Берсень Беклемишев уже совладал с собой и, шагнув в сторону дьяка, опередил своего отца в речи:
– Все это ложь! Какой-то злокозненный хитрец и бездельник обманул тебя, дьяк, а ты ему поверил. Если бы существовал такой сговор, он хранился бы в величайшей тайне. А ведь, по-твоему, выходит, что: либо митрополит, либо грекиня – предали не только великого князя, но и себя?
– Твой ум остёр как бритва, – печально улыбнулся Фёдор Курицын, но ведь мог быть кто-то сторонний, кто подслушал их, – заметил он.
– И этот «кто-то», просто так отдал секрет тебе?

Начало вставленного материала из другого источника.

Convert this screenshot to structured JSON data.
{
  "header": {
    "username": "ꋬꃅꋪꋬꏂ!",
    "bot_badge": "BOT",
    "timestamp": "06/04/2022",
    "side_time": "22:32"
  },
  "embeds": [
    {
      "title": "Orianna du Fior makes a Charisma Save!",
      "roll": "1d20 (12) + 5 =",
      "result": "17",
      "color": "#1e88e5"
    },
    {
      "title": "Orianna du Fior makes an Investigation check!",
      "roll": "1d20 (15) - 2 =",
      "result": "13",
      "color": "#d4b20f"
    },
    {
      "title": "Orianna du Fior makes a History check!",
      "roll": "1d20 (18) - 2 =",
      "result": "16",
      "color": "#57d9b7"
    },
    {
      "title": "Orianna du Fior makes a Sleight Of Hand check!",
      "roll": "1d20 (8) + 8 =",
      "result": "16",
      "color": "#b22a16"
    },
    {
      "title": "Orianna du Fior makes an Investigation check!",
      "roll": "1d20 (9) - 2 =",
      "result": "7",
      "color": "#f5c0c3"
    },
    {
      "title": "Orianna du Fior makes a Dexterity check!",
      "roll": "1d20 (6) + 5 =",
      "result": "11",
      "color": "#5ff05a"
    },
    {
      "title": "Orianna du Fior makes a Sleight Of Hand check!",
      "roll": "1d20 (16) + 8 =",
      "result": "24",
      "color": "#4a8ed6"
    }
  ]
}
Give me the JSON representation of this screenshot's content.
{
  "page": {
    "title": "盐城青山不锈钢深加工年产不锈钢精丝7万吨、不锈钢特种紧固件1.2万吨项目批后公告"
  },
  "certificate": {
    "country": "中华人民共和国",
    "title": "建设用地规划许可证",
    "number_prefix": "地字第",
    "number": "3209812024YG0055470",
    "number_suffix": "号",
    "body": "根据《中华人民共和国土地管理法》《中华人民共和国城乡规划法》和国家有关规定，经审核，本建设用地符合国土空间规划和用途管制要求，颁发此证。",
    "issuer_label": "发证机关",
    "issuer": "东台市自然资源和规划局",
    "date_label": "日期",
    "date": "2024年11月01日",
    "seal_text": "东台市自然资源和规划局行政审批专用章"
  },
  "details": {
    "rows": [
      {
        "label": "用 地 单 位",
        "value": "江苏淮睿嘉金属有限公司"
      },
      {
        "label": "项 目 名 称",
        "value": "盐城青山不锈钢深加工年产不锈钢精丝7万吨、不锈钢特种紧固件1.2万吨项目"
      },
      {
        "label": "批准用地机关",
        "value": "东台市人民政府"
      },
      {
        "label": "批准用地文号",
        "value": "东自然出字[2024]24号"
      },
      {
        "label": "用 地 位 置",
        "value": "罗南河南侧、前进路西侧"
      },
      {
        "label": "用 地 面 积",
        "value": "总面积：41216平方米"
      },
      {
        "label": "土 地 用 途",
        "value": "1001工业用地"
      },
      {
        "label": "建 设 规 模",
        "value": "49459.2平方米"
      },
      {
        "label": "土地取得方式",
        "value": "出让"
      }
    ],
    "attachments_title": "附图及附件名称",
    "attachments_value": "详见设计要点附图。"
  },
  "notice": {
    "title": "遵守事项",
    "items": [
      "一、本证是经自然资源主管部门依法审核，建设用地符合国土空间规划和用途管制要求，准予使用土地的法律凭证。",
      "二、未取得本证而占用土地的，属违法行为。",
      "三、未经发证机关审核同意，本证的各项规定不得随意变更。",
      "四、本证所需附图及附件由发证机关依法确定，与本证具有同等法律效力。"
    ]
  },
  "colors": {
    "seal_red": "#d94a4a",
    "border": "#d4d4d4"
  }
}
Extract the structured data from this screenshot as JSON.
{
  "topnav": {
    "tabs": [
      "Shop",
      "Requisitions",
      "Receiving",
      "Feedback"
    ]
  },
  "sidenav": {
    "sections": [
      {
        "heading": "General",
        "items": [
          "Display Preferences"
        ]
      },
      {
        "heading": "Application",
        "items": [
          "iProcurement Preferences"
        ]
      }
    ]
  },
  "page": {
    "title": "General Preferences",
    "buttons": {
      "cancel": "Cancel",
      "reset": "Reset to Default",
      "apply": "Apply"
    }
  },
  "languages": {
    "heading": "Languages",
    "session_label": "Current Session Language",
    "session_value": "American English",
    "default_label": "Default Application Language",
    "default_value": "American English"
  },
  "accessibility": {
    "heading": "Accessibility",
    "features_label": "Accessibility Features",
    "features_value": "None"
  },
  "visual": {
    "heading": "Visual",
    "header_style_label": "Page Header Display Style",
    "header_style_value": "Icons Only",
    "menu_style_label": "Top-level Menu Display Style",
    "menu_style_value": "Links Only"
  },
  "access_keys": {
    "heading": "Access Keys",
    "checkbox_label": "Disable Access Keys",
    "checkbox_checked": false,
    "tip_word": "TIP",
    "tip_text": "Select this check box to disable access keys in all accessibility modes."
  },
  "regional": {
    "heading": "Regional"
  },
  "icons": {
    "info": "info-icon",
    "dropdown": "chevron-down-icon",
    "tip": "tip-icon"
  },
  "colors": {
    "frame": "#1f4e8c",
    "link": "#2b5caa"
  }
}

– Меня удивляет, – заметил дьяк, – что ты еще не понял сколь глаз и ушей можно купить за злато-серебро.
– Но у грекини больше золота, чем у тебя, да и митрополит не нищенствует.
– Всё так, однако, люди вокруг них не отказываются от лишней монеты, а тем более кошеля, набитого ими.
– Митрополит-то слуга господа, рази ж, кто рискнёт подслушивать? – возразил Никита Васильевич, чем вызвал громкий смешок Волка и грустную улыбку у Фёдора Курицына.
– Что ты предлагаешь? – громко спросил Берсень, обрывая дальнейшие пространные разговоры.
Братья Курицы враз стали серьёзными.
– Противостоять нужно, – твёрдо сказал дьяк.
– Противостоять, но кому? Митрополиту? Софье? – возмущённо развёл руками Никита Беклемишев.
– Понимаю, согласно кивнул Фёдор Курицын, в открытую тут ничего не выйдет, однако есть мысли, как окоротить греков из тайной службы, а это уже не мало, тем более Иване с ними хорошо знаком, если конечно не испугается, – дьяк пристально посмотрел на Берсеня.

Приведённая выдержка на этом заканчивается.